Health

Patients Aren’t Playing Along With Skin in the Game

One of the great hopes in recent years for controlling runaway health costs is to increase patients’ financial stakes in paying for care. This shift in payment responsibility aims to make health more like other industries, where consumers price shop and providers compete for their business.

The practical application of this theory is the high-deductible health plan, and it has been applied vigorously by employers. In the past five years, the percentage of adults aged 18-64 with employment-based coverage enrolled in an HDHP increased from 26.3 percent to 39.3 percent. In the Affordable Care Act’s individual marketplaces, almost 90 percent of 2015 enrollees were in a high-deductible plan with a deductible of at least $1,300 for individuals and $2,600 for families. Many faced many thousands of additional dollars out of pocket before their insurance kicked in.

These consumers literally have their skin in the game. Standard economic behavior under these conditions should look a lot like car shopping, with research and comparisons and maybe even deal making, all of which would make providers respond with better pricing.

But it’s not happening. Despite a 67-percent increase in deductibles in the employer market since 2010, patients did not do any meaningful comparison shopping. This preeminent market-based solution to cost control needs to be drastically re-thought.

I recently helped conduct a national survey of almost 3,000 non-elderly adults who had received medical care in the past 12 months. Only 13 percent of those who encountered out-of-pocket costs had sought some information about their expected spending before receiving care, and only 3 percent had gone to the trouble of actually comparing costs across providers.

These patients are not driven by a misconception about quality and price: A majority believed that high-cost providers did not necessarily offer higher quality, and that price shopping was important. But when it came down to it, they were in the dark about how to proceed and very dependent on their doctors and hospitals for guidance.

A number of studies demonstrate that as consumers’ costs rise, their use of care drops — which means HDHPs do result in less spending. But they are not reducing spending in smart ways. In a recent study, I found that even though high-value care like preventive care is free in high-deductible plans, there is no change in use after enrollment in these plans. Similarly, people do not seem to be reducing use of low-value care, such as imaging for back pain, when faced with higher deductibles. In a separate study of how enrollees in HDHPs changed their use of drugs, I found the overwhelming percentage of total savings came from reducing use of therapies rather than switching to lower-cost generics.
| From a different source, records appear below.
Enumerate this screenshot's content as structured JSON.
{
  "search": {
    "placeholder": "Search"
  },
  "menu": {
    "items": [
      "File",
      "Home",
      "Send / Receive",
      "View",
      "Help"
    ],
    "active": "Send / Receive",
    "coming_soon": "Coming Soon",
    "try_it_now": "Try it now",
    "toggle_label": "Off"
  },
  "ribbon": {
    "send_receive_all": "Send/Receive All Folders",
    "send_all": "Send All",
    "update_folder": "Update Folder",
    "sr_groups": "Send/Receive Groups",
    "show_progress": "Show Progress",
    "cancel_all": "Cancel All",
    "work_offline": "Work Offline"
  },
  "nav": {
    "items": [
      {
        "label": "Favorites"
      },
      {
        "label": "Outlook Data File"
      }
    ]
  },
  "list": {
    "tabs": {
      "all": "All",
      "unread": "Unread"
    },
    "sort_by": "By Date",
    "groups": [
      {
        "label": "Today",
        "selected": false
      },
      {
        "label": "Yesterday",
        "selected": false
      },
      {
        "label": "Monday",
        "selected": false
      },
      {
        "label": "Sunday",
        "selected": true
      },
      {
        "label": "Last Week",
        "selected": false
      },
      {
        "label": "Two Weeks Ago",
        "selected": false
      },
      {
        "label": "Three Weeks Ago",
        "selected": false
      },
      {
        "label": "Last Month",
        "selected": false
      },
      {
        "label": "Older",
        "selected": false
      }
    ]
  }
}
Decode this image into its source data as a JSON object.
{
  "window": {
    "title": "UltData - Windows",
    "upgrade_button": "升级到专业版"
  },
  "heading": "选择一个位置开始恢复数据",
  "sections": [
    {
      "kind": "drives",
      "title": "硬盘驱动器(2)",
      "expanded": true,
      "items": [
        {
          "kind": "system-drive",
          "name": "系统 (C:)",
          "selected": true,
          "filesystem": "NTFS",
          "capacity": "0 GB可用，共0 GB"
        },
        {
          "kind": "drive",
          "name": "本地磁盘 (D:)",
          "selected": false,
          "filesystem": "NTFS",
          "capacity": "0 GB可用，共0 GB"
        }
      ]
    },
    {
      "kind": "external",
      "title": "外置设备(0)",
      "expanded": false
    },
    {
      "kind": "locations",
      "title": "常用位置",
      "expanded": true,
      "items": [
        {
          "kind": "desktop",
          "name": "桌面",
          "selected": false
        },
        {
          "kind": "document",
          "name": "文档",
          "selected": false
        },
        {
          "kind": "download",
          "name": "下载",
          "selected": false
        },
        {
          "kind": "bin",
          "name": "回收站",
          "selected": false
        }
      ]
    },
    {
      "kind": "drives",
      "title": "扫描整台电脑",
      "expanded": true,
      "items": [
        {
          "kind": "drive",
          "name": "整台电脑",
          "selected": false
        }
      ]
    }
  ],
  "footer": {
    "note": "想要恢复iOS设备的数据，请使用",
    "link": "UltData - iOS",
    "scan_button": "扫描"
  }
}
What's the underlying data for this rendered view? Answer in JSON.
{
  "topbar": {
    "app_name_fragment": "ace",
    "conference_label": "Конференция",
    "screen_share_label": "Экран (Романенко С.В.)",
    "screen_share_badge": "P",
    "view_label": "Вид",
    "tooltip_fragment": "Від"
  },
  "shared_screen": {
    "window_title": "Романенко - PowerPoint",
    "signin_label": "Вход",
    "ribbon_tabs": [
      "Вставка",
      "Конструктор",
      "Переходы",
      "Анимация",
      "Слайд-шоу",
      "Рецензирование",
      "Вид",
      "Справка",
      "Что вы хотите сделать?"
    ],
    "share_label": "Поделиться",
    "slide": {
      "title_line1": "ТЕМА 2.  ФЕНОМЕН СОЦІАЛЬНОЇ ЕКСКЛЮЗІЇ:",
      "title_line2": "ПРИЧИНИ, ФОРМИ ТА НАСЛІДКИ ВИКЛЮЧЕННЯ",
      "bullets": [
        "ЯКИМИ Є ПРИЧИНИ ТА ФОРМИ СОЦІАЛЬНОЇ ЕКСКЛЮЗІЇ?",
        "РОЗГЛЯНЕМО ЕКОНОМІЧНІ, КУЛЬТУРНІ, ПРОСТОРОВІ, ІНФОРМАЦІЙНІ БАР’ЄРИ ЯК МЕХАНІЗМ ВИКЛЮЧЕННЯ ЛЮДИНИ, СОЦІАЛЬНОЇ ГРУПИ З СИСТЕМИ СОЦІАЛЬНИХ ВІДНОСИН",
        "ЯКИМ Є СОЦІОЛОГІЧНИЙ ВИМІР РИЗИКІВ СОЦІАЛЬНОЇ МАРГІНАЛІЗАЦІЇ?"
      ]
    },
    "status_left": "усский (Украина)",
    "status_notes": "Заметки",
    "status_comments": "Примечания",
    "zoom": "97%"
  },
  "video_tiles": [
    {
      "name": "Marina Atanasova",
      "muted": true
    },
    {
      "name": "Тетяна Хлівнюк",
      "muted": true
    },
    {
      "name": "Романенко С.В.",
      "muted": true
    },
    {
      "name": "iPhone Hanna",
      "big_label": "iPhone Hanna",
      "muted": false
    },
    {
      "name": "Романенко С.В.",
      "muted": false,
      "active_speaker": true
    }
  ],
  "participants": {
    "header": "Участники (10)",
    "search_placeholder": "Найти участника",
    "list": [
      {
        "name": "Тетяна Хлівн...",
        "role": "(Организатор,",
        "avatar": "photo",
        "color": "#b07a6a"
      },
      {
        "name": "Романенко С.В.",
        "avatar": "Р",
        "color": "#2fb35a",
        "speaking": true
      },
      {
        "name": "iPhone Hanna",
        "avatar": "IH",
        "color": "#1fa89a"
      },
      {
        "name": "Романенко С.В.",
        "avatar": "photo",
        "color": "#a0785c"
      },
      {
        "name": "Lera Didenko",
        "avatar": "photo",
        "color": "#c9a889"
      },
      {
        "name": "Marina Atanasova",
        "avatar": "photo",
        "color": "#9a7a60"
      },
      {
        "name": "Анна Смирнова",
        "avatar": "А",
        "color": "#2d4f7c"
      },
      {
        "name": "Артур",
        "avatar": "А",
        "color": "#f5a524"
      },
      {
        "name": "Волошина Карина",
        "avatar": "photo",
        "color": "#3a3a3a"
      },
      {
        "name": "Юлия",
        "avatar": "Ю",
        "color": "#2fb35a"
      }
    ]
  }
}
Recently a colleague on the national survey, Ateev Mehrotra of Harvard, wrote about his own horrible experience with a high-deductible plan. He was shopping for the best price for a necessary surgery to remove a stye from his daughter’s eyelid. He had every advantage possible — he lived in Massachusetts where price transparency laws are in effect, he is a physician and health policy researcher with lots of inside information, and the surgery was not urgent so there was time to shop.

After a month of struggling to get price quotes from his health plan and ophthalmologists, he gave up and had his daughter’s original ophthalmologist proceed even though he had no idea what the final bill would be.

Medical pricing is notoriously opaque, so advocates of consumer-driven care argue that increasing transparency would result in more effective shopping. But as my colleague’s experience demonstrated, transparency is a difficult concept to pin down and execute. And even if adequate tools are available, we found that overall rates of use are low. Patients generally feel ill-equipped to make medical decisions and might just want their doctors to decide where to get the next medical test or procedure.

It’s time to give up on trying to force patients to be the cost controllers in health care – especially with blunt tools such as high deductibles. A better way is to increase skin in the game for doctors and medical groups, whose knowledge and experience naturally make them much better shoppers. We know doctors respond to financial incentives and nudges in smart ways. Medical groups given a set annual budget for caring for a specified population reduced spending by about 6 percent in the first year, and much of the savings was due to referrals to lower price providers and settings.

If insurers, both public and private, create incentives for doctors and other providers to make value-based decisions, we can take consumers off the hook and make real progress in reining in American health care costs.

 

Neeraj Sood, Ph.D., is a professor at the Leonard D. Schaeffer Center for Health Policy & Economics and the Price School of Public Policy at the University of Southern California.